Num mundo que nos enche de angústias e nos torna muitas vezes pessimistas, porque nos parece que “tudo… jaz sob o poder do Maligno” (1 Jo 5, 19), Cristo, “Homem novo” (Ef 4, 24) dá-nos coragem, ilumina-nos, pacifica-nos e dá-nos alegria (cf. Jo 20, 20-21), porque n´Ele, “apesar do pecado, dos fracassos e da injustiça, a redenção é possível, oferecida e já está presente (Cst 12).
Insistimos sobretudo na convicção de que “está presente”. Por isso, confiantes, apesar das insídias de Satanás, “corremos com perseverança a carreira que nos é proposta, com os olhos fixos em Jesus, autor e consumador da fé” (Heb 12, 1-2), que deu a Sua vida por nós e, agora, glorioso, intercede por nós junto do Pai (cf.
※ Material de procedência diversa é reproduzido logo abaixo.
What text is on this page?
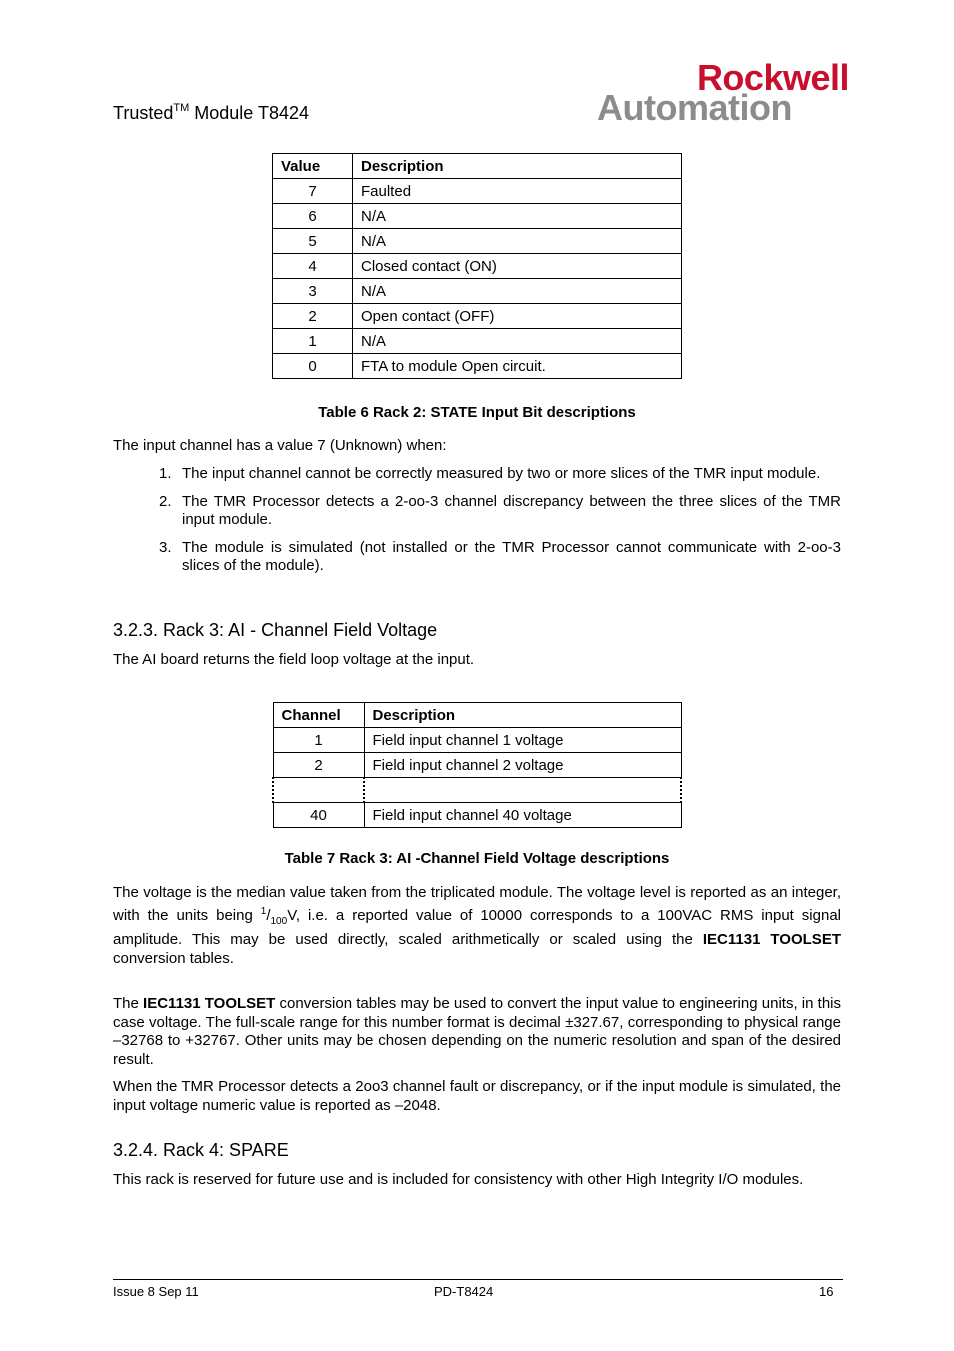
Trusted™ Module T8424
Rockwell
Automation
Value	Description
7	Faulted
6	N/A
5	N/A
4	Closed contact (ON)
3	N/A
2	Open contact (OFF)
1	N/A
0	FTA to module Open circuit.
Table 6 Rack 2: STATE Input Bit descriptions
The input channel has a value 7 (Unknown) when:
1. The input channel cannot be correctly measured by two or more slices of the TMR input module.
2. The TMR Processor detects a 2-oo-3 channel discrepancy between the three slices of the TMR input module.
3. The module is simulated (not installed or the TMR Processor cannot communicate with 2-oo-3 slices of the module).
3.2.3. Rack 3: AI - Channel Field Voltage
The AI board returns the field loop voltage at the input.
Channel	Description
1	Field input channel 1 voltage
2	Field input channel 2 voltage

40	Field input channel 40 voltage
Table 7 Rack 3: AI -Channel Field Voltage descriptions
The voltage is the median value taken from the triplicated module. The voltage level is reported as an integer, with the units being $^1/_{100}V$, i.e. a reported value of 10000 corresponds to a 100VAC RMS input signal amplitude. This may be used directly, scaled arithmetically or scaled using the IEC1131 TOOLSET conversion tables.
The IEC1131 TOOLSET conversion tables may be used to convert the input value to engineering units, in this case voltage. The full-scale range for this number format is decimal ±327.67, corresponding to physical range –32768 to +32767. Other units may be chosen depending on the numeric resolution and span of the desired result.
When the TMR Processor detects a 2oo3 channel fault or discrepancy, or if the input module is simulated, the input voltage numeric value is reported as –2048.
3.2.4. Rack 4: SPARE
This rack is reserved for future use and is included for consistency with other High Integrity I/O modules.
Issue 8 Sep 11	PD-T8424	16
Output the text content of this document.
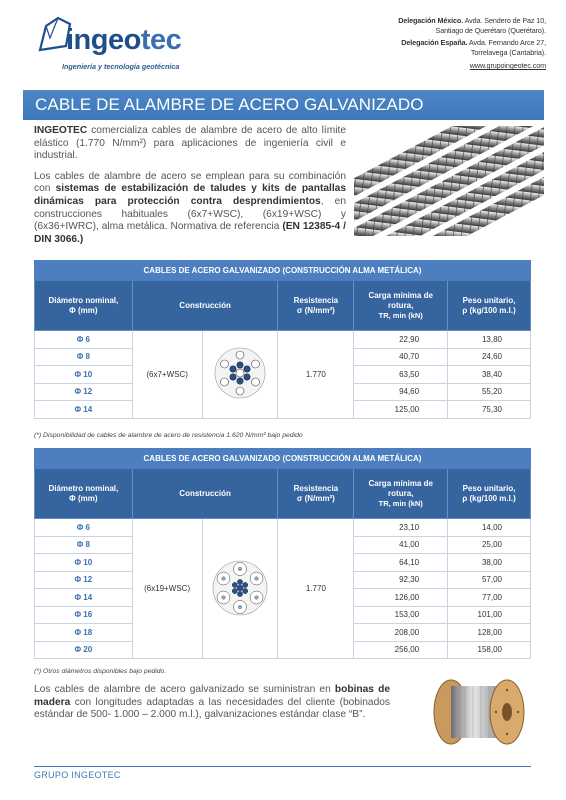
ingeotec
Ingeniería y tecnología geotécnica
Delegación México. Avda. Sendero de Paz 10,
Santiago de Querétaro (Querétaro).
Delegación España. Avda. Fernando Arce 27,
Torrelavega (Cantabria).
www.grupoingeotec.com
CABLE DE ALAMBRE DE ACERO GALVANIZADO

INGEOTEC comercializa cables de alambre de acero de alto límite elástico (1.770 N/mm²) para aplicaciones de ingeniería civil e industrial.

Los cables de alambre de acero se emplean para su combinación con sistemas de estabilización de taludes y kits de pantallas dinámicas para protección contra desprendimientos, en construcciones habituales (6x7+WSC), (6x19+WSC) y (6x36+IWRC), alma metálica. Normativa de referencia (EN 12385-4 / DIN 3066.)

CABLES DE ACERO GALVANIZADO (CONSTRUCCIÓN ALMA METÁLICA)					
Diámetro nominal,
Φ (mm)	Construcción		Resistencia
σ (N/mm²)	Carga mínima de
rotura,
TR, min (kN)	Peso unitario,
ρ (kg/100 m.l.)
Φ 6	(6x7+WSC)		1.770	22,90	13,80
Φ 8				40,70	24,60
Φ 10				63,50	38,40
Φ 12				94,60	55,20
Φ 14				125,00	75,30
(*) Disponibilidad de cables de alambre de acero de resistencia 1.620 N/mm² bajo pedido
CABLES DE ACERO GALVANIZADO (CONSTRUCCIÓN ALMA METÁLICA)					
Diámetro nominal,
Φ (mm)	Construcción		Resistencia
σ (N/mm²)	Carga mínima de
rotura,
TR, min (kN)	Peso unitario,
ρ (kg/100 m.l.)
Φ 6	(6x19+WSC)		1.770	23,10	14,00
Φ 8				41,00	25,00
Φ 10				64,10	38,00
Φ 12				92,30	57,00
Φ 14				126,00	77,00
Φ 16				153,00	101,00
Φ 18				208,00	128,00
Φ 20				256,00	158,00
(*) Otros diámetros disponibles bajo pedido.
Los cables de alambre de acero galvanizado se suministran en bobinas de madera con longitudes adaptadas a las necesidades del cliente (bobinados estándar de 500- 1.000 – 2.000 m.l.), galvanizaciones estándar clase “B”.
GRUPO INGEOTEC
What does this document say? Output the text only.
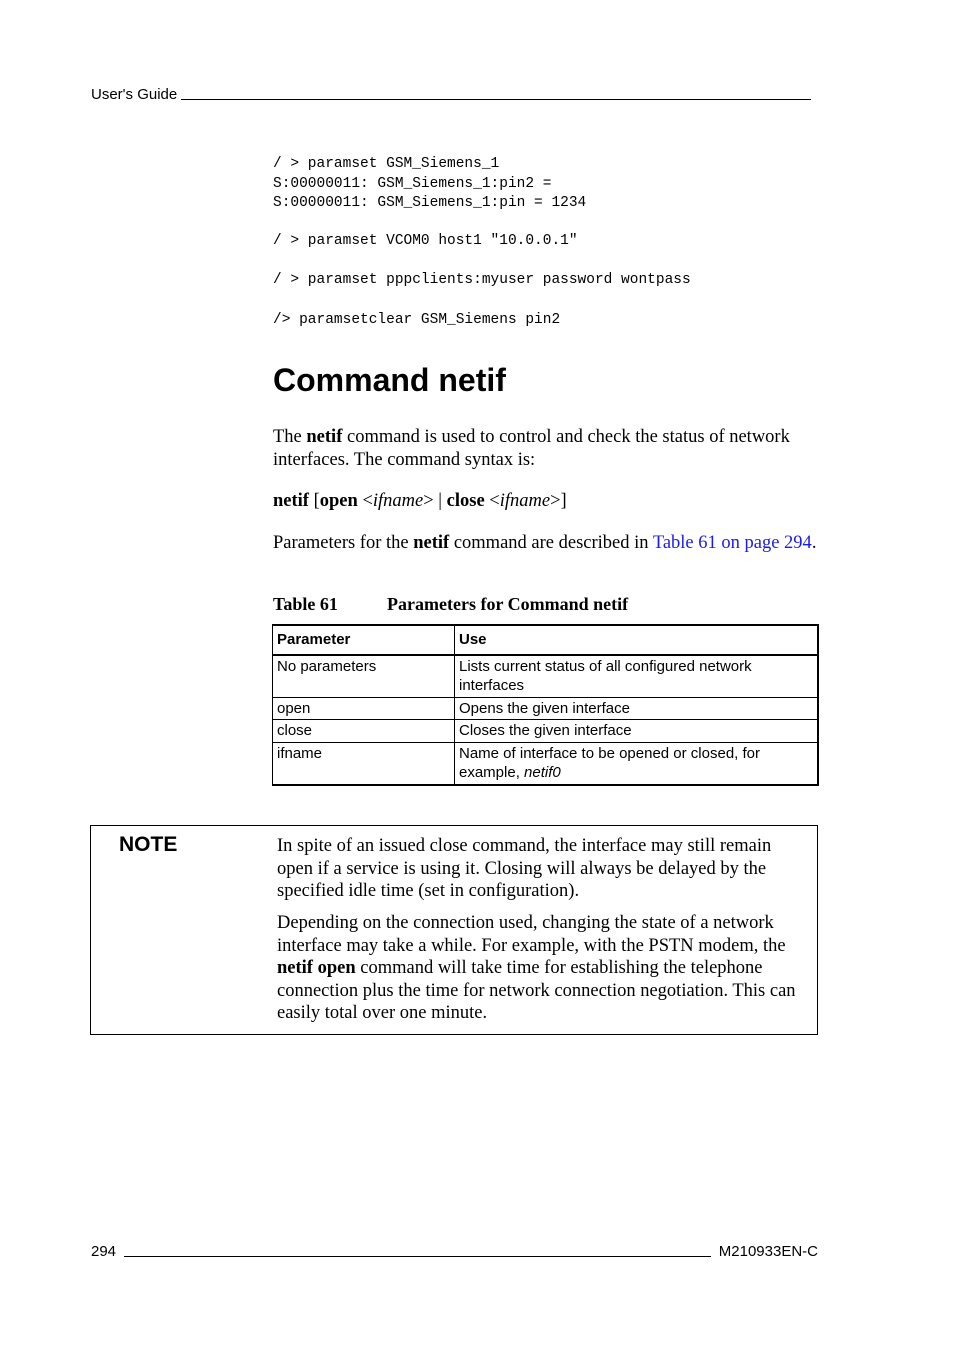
User's Guide
/ > paramset GSM_Siemens_1
S:00000011: GSM_Siemens_1:pin2 =
S:00000011: GSM_Siemens_1:pin = 1234
/ > paramset VCOM0 host1 "10.0.0.1"
/ > paramset pppclients:myuser password wontpass
/> paramsetclear GSM_Siemens pin2
Command netif

The netif command is used to control and check the status of network interfaces. The command syntax is:

netif [open <ifname> | close <ifname>]

Parameters for the netif command are described in Table 61 on page 294.

Table 61	Parameters for Command netif
Parameter	Use
No parameters	Lists current status of all configured network interfaces
open	Opens the given interface
close	Closes the given interface
ifname	Name of interface to be opened or closed, for example, netif0
NOTE	In spite of an issued close command, the interface may still remain open if a service is using it. Closing will always be delayed by the specified idle time (set in configuration).

Depending on the connection used, changing the state of a network interface may take a while. For example, with the PSTN modem, the netif open command will take time for establishing the telephone connection plus the time for network connection negotiation. This can easily total over one minute.

294	M210933EN-C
Heb 7, 25).

Oratio

Senhor Jesus Cristo, vencedor do Maligno, Homem novo, dá-me coragem para a luta, ilumina o meu caminho, enche-me de esperança e de alegria. Confio em Ti e abandono-me ao teu poder vitorioso. Dá-me a graça de Te escolher em todos os momentos da minha caminhada e de sempre confiar em Ti, que és a «mão de Deus», o poder do Altíssimo, sempre presente e actuante no meio de nós. Que jamais me afaste de Ti e do teu Reino, procurando escapar para zonas neutrais e buscar seguranças mundanas, que são terreno do Maligno.
Nos momentos de tentação e perigo, faz-me ouvir a tua voz: «Não temas; eu estou contigo». Que viva e caminhe unido a Ti e saiba reconhecer os sinais com que Te anuncias, sem pretender outros à medida da minha fantasia e curiosidade. Que jamais perca a certeza do teu amor gratuito, e possa encontrar repouso no teu Coração. Amen.

Contemplatio

Recordai-vos das graças do Baptismo. Antes de o receberdes, estáveis como presa dos demónios. Os exorcismos comprimiram as suas forças e a água salutar expulsou-os. Éreis os inimigos de Deus, tornastes-vos os seus filhos bem-amados. O Baptismo é uma verdadeira adopção. – Tornastes-vos também os filhos da Igreja, entrastes na participação de todos os seus bens, das suas alegrias, das suas festas, dos seus tesouros. Fostes admitidos a participar na comunhão dos santos. – Recebestes o dom incomparável da graça santificante, que vos regenerou resgatando-vos do pecado original, dos pecados actuais se os tínheis e de todas as penas devidas aos pecados passados. – Recebestes um carácter sagrado que é um título para obter graças incessantes, se lhe corresponderdes.
Nosso Senhor deu-vos um coração novo e um espírito novo. As vossas inclinações más foram diminuídas e tornastes-vos dóceis à graça e acessíveis ao bem. Passastes das trevas à luz: Eratis aliquando tenebras, nunc autem lux in Domino (Ef 5, 8). Quantas graças acumuladas e quanto deveis estar reconhecidos! O acontecimento figurativo do Baptismo no Antigo Testamento diz-vos também o preço do Baptismo: é a passagem do Mar Vermelho, é a saída do Egipto, a libertação da servidão e da corrupção. (Leão Dehon, OSP 2, p.50s.)

Actio

Repete muitas vezes e vive hoje a palavra:
«O Reino de Deus está no meio de nós» (cfr. Lc 11, 20).